Data confirms that members of a family often attend Mass separately due to activities, participating in different types of catechesis or religious ed, or some members of the family don’t participate in any part of the parish at all. However, families today are engaged through the Catholic School, presenting a unique opportunity to become centers of community and formation for the whole family.  That’s where schools can impact Mass attendance.

At Duc In Altum (DIA) Schools Collaborative, we work with schools to infuse the faith and be beacons of light for the future of our Church. The Catholic school superintendents, administrators, teachers and campus ministers we serve are well aware of dwindling Mass attendance. But DIA was founded to support those leaders seeking to “go out into the deep” and minister to faithfully Catholic education.

DIA Schools Collaborative’s mission was founded with the intention for members to share the collective wisdom and resources of our like-minded, faith-filled peers for the growth and support of passionately Catholic education at-large, and the transformation of the culture of our society. Two of DIA’s core beliefs especially address the need to help form the family:

  • We are schools who maintain that the ongoing spiritual formation of students, parents, faculty, and staff alike is at the heart of the work we are called to do as Catholic schools.
  • We are schools that believe parents are the primary educators and, as such, must be fully supported in their efforts to provide an integral formation to their children.

Pope Francis (paraphrasing) stated that schools do not replace parents, they complement them. How? Unity. Being united with parents transforms the community, and this is where schools can evangelize. Students take that home and are, often unknowingly, missionary disciples to the rest of the family. Central to the school’s service to family is the ongoing spiritual and intellectual formation of all constituents. Through various types of student formation, families are motivated to engage.

8 Creative Ways Catholic Schools Evangelize Students And Parents

Some creative examples of Catholic schools evangelizing students and parents include:

1. Traveling statue of Blessed Virgin Mary and a Rosary box: Each family in a grade hosts the statue and prays the Rosary for one week of the school year. They pray the Rosary together, led by the student, and they learn more about Mary. This activity allows the family to experience that grace of the Virgin Mother through the pride of the host child.

2. Using First Fridays to create recognition of a class: Create a reward (certificate, lapel pin) for students participating in First Friday liturgies. Of course, some First Fridays land during school vacation, so the students will compel parents to take them to that Mass.

3. Host student-led community Adoration on a weeknight. Families will inevitably participate when their student is involved. Time in front of the Eucharist can be the incentive for adults to be more diligent with Mass attendance.

4. Parent learning opportunities: Parents love to learn alongside their child. A faculty member could offer an adult-level short course, usually in the evening or during breakfast, on something that they’re already teaching to the students.

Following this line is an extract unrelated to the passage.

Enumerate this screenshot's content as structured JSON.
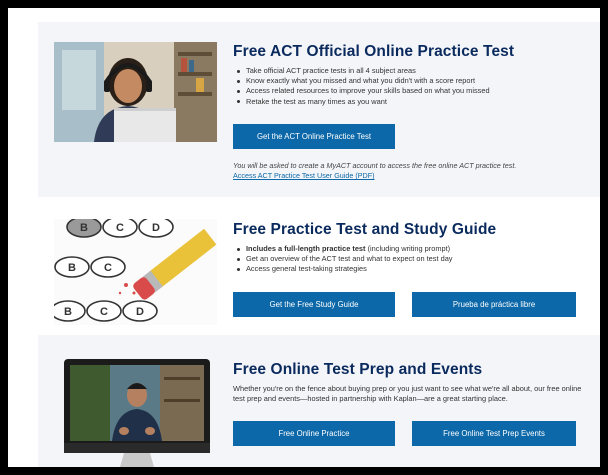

5. Clergy on campus: When Priest(s) and/or Sisters are part of daily life on a school campus, families and students are open to the faith through relationship-building opportunities. It also enhances vocations.

6. Host father/son or mother/daughter retreats: These could be evening events or short weekend afternoon opportunities to gather in community. Building familial relationships at these types of events enhances the school community.

7. Designate a few daily Masses for father/daughter or mother/son attendance: publicize the dates on the annual school calendar and in school newsletters, and provide snacks afterwards to encourage casual networking.

As Canon Law states, Catholic schools are not just a vehicle for learning, but also a faith community with a responsibility for evangelization. DIA Schools Collaborative is committed to embracing this opportunity to influence the future of our Church, and help make schools a “furnace of evangelization.”